2021 will be another interesting year for all, especially in the water-monitoring world. In an era where lockdowns and social distancing are commonplace for the health and safety of everyone, putting your heads together over a 3' by 3' net is no longer an option.
Before the pandemic hit, the League had already expanded our menu of monitoring options especially for individuals. Salt Watch is one example – with a simple test kit, brief instructions and a cell phone, anyone can test for salt pollution in local streams, rivers and ponds.
With in-person trainings shut down, we are able to put more time, stock and supplies into Salt Watch. In the 2019-2020 Salt Watch season, the League distributed just over 1,000 kits. This winter, we are poised to distribute more than 4,000 kits, establish new partnerships and lay the groundwork to expand Salt Watch in more communities.
People will walk across road salt on sidewalks, crunching with every step, all while unaware of how detrimental it can be for water quality.
Our growth in Salt Watch has been a bright spot during the pandemic. We have continued to nurture existing partnerships, including with groups in the Philadelphia area like the Pennypack Ecological Restoration Trust. The Trust even got their own launch webinar in November, in addition to the national kickoff event.
We have also forged new partnerships with groups such as Wisconsin Salt Wise, Minnesota Pollution Control Agency and the Fox-Wolf Watershed Alliance. Also, several schoolteachers are using Salt Watch for student engagement in remote science classes.
As Salt Watch grows, the need for public education becomes more apparent. It is increasingly clear that people will walk across road salt on sidewalks, crunching with every step, all while unaware of how detrimental it can be for water quality.
Even more importantly, people grossly overestimate how much road salt is needed to be effective. This creates an opportunity to explain how public works departments and private contractors can keep drivers just as safe while using much less salt.
Salt Watch is not only providing volunteer-collected chloride data to government agencies for their use, but also informing the public about how road salt can be toxic and how it is already impacting streams (and drinking water) across the U.S.
If you are feeling cooped up this winter, sign up for Salt Watch, test local waters with your free kit and share your results on Water Reporter. Please test multiple times to enhance the data.

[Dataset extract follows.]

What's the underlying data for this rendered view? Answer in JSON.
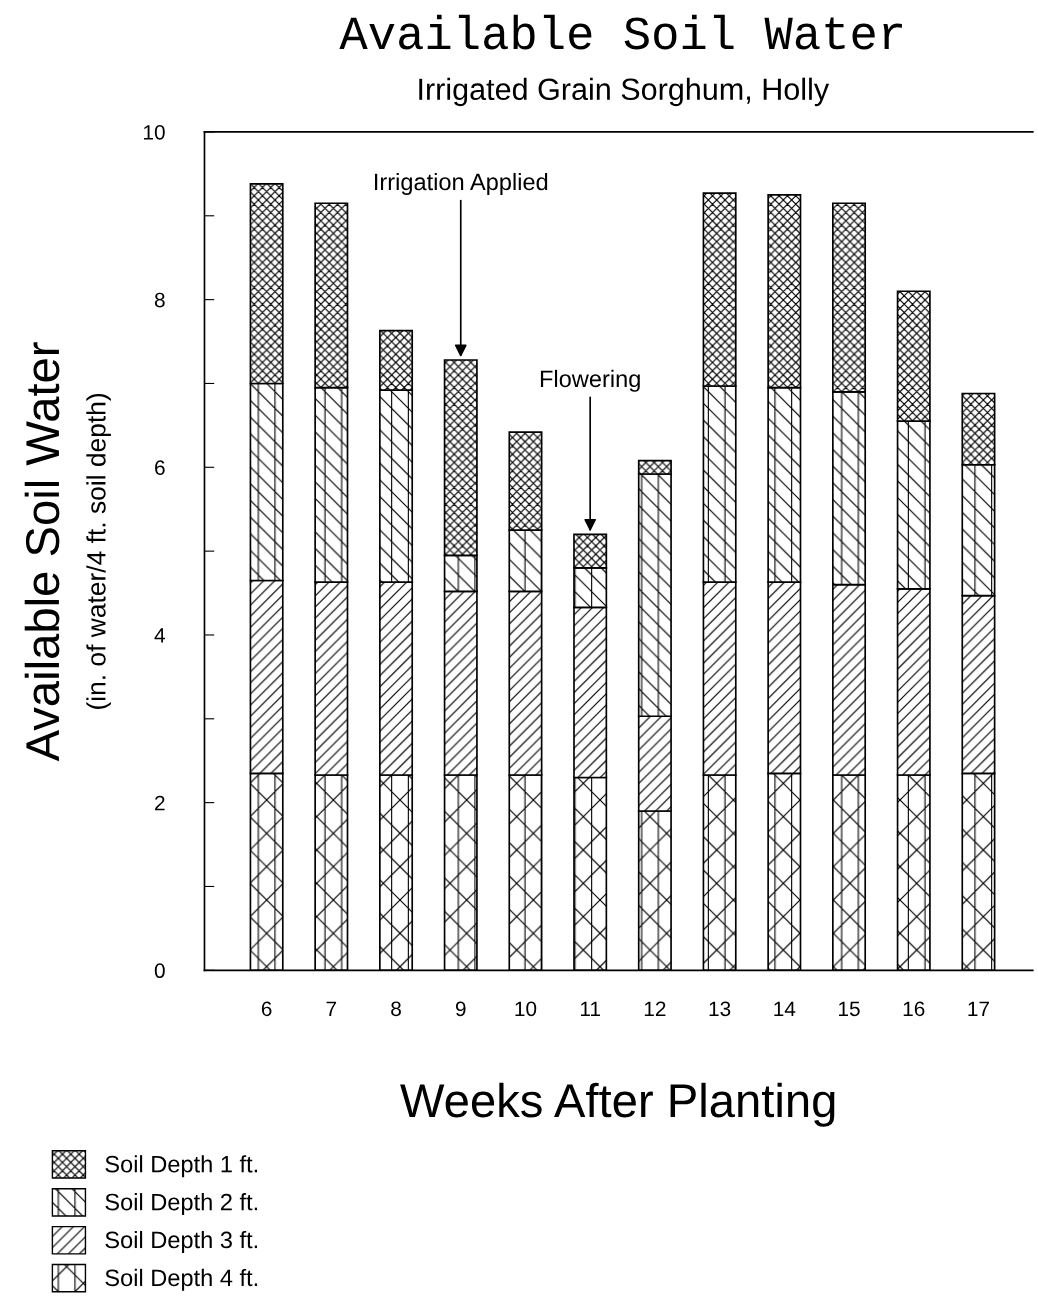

After that, we need all our Salt Watch and SOS volunteers to also become teachers. Write letters to the editor (drafts can be found on our Salt Watch website), talk to members of your community or call your homeowners’ association to inform them about how excessive use of road salt harms the environment and threatens public health.
Once we get enough people with the base knowledge and drive to do more, real change can take place for generations to come.
Salt Watch
After you submit a Salt Watch test result, your efforts will not go unnoticed! During the winter season, we comment on results and upload the data to our Salt Watch map every week. Visit the interactive “Salt Watch Findings” map, where you can zoom in on your region to review local salt levels and other results nearby. We have more than 4,000 test kits to distribute this season, so with your help, we hope the map fills up.
Each dot on the map below represents one stream sample. Dark green means a salt level of less than 30 parts per million (ppm), which is ideal for freshwater streams. Yellow represents a high level, more than 100 ppm. Red is more than 230 ppm, which is toxic to aquatic life over a prolonged exposure.